Das Geschlecht der Telek war eines der ältesten und erlauchtesten und nahm bereits einen hohen Rang ein zu Anfang des 16. Jahrhunderts, als das rumänische Land um seine Unabhängigkeit rang. Mit allen politischen Vorgängen, welche die Geschichte dieser Länder ausmachen, aufs engste vermischt, steht das ruhmreiche Geschlecht der Telek in den Annalen Rumäniens mit ehernem Griffel verzeichnet.

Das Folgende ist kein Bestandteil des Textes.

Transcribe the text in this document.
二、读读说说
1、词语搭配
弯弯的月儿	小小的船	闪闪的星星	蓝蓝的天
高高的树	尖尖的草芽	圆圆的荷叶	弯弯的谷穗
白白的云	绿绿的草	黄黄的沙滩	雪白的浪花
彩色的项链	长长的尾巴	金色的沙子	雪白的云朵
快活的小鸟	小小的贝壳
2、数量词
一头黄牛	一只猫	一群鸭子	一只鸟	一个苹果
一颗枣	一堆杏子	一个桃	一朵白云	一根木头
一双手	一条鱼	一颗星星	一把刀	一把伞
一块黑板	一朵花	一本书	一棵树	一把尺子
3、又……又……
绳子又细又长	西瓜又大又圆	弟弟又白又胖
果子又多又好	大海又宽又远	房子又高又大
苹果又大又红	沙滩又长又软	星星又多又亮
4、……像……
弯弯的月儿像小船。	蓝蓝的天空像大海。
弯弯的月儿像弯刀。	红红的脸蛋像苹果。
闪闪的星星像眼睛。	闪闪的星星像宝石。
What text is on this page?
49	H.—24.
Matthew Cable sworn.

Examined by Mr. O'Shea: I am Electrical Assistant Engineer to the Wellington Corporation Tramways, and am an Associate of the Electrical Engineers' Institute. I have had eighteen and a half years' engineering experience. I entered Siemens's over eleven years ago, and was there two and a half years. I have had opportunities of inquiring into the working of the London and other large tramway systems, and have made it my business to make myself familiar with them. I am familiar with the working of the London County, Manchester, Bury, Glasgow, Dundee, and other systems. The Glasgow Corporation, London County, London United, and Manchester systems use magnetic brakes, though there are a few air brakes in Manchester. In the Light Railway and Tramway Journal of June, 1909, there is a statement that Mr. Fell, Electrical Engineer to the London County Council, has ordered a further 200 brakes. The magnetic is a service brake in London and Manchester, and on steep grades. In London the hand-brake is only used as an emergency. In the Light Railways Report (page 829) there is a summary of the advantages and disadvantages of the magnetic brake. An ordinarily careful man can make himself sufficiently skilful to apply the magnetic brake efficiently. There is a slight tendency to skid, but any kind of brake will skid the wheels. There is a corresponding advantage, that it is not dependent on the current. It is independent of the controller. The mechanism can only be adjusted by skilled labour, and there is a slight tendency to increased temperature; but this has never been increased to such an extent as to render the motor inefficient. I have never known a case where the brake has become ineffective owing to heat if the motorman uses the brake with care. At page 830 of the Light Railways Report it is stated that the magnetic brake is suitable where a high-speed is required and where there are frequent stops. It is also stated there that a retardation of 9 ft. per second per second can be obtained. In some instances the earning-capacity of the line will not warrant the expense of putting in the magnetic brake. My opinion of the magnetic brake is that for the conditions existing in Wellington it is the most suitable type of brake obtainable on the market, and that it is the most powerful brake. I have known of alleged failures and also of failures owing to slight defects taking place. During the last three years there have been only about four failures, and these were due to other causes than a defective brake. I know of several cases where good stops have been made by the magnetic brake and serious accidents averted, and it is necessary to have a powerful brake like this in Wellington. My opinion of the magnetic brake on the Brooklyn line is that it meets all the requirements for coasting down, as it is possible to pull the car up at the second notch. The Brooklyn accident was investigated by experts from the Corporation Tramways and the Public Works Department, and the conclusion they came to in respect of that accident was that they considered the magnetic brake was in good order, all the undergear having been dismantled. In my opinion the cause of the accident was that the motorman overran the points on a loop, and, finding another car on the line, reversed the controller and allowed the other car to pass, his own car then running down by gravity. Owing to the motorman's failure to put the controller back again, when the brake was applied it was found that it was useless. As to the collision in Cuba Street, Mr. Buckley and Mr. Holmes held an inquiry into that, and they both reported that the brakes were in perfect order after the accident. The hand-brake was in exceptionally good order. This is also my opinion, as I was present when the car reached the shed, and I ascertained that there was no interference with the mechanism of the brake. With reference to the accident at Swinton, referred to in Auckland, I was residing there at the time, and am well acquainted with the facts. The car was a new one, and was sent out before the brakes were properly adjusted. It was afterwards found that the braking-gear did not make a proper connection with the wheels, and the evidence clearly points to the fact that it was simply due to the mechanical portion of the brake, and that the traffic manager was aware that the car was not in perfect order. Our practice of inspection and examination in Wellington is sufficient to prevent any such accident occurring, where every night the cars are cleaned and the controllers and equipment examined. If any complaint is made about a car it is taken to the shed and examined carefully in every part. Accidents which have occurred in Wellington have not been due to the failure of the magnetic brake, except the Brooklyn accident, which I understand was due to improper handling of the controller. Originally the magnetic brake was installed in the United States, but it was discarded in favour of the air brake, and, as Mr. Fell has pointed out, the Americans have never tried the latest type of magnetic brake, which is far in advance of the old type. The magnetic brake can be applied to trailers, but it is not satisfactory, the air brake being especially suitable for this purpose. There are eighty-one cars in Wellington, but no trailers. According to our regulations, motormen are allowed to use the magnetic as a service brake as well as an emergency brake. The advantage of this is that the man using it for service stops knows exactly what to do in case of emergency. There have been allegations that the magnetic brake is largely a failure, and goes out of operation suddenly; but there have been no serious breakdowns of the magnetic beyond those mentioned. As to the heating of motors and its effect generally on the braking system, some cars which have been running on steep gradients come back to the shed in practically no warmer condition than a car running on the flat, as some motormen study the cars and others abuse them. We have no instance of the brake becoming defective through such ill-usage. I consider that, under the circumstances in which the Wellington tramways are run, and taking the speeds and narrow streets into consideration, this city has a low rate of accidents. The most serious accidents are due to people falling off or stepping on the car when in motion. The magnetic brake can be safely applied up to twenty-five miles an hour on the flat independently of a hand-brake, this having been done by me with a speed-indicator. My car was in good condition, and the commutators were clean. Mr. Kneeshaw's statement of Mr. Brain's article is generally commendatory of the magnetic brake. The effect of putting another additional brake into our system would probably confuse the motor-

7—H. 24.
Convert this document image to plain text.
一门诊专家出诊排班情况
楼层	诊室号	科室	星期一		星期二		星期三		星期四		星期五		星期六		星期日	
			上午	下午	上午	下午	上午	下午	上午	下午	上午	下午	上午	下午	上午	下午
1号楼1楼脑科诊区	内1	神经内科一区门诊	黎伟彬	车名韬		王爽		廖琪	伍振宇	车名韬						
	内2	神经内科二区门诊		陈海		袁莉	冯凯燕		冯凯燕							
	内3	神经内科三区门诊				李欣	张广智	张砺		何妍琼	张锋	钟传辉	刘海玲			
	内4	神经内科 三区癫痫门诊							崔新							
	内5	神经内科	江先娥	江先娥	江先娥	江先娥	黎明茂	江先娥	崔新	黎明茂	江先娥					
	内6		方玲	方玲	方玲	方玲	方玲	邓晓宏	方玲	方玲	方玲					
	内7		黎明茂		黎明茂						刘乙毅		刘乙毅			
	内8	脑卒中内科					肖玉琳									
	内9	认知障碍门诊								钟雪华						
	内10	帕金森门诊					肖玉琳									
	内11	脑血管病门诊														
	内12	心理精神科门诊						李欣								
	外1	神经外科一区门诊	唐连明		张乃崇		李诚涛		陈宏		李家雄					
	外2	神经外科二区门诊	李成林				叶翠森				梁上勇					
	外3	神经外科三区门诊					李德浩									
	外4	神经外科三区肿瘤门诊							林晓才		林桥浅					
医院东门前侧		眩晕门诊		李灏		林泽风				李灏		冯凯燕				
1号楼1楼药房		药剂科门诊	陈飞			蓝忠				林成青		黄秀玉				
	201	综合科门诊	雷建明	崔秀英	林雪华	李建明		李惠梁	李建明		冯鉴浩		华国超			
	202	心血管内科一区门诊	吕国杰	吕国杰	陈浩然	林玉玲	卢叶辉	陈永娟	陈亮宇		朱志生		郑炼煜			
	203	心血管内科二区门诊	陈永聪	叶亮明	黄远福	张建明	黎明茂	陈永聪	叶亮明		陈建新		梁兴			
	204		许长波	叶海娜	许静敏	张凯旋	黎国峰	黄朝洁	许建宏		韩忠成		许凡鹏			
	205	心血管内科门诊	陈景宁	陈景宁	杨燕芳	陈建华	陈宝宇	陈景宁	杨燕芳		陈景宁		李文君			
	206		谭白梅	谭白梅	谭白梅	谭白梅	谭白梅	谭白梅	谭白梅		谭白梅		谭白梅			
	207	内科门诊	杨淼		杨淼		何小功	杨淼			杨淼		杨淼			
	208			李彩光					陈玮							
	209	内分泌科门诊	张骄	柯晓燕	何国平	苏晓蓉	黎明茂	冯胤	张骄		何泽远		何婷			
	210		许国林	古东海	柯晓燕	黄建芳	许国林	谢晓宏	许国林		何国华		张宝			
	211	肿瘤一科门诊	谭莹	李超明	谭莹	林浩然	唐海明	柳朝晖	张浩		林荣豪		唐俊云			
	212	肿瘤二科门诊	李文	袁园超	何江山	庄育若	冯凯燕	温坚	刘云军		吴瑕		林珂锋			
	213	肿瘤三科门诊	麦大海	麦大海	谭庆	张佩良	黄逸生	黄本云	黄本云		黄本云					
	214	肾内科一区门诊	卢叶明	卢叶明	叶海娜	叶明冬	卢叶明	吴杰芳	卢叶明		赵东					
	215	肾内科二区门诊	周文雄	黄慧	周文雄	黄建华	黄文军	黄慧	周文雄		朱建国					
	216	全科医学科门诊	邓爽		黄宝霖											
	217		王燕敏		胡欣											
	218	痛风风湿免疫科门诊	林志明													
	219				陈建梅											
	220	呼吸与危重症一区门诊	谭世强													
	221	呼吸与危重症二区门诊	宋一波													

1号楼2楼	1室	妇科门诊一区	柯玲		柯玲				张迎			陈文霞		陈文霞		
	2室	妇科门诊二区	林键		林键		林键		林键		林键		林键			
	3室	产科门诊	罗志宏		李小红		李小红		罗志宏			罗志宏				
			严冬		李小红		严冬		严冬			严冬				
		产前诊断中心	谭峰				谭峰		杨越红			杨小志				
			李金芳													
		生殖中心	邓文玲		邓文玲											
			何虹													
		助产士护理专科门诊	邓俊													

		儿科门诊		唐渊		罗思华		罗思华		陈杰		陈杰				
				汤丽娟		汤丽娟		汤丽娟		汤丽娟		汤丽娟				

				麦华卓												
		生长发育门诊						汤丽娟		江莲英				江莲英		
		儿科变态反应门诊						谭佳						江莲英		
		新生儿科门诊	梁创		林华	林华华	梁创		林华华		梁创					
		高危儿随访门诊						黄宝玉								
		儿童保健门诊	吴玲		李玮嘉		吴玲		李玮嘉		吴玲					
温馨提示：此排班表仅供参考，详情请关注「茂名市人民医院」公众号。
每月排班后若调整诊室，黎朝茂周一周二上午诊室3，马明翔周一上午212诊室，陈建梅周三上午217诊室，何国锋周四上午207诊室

Zur Zeit minder vom Schicksal begünstigt, als jene berühmte Buche des Karpathenschlosses, der noch immer drei Hauptäste verblieben sind, sieht das Geschlecht der Telek sich beschränkt auf einen einzigen Ast oder Zweig, auf die Teleks von Krajowa, als deren letzter Schößling der junge Edelmann galt, der eben in Werst eingekehrt war.

Während der Kindheit hatte Franz sein Ahnenschloß, in welchem seine Eltern, der Graf und die Gräfin Telek wohnten, nie verlassen. Die Abkömmlinge dieses Geschlechts genossen hohen Ansehens und machten von ihrem Reichtum den vornehmsten Gebrauch. Die ungezwungene, bequeme Lebensweise des Landadels nötigte sie kaum mehr als einmal im Jahre, ihrer Herrschaft Krajowa den Rücken zu wenden, und in der Regel nie weiter als nach der nur wenige Meilen entfernten gleichnamigen Bezirkshauptstadt, in welcher sich all ihre Geschäfte abwickeln ließen, zu reisen.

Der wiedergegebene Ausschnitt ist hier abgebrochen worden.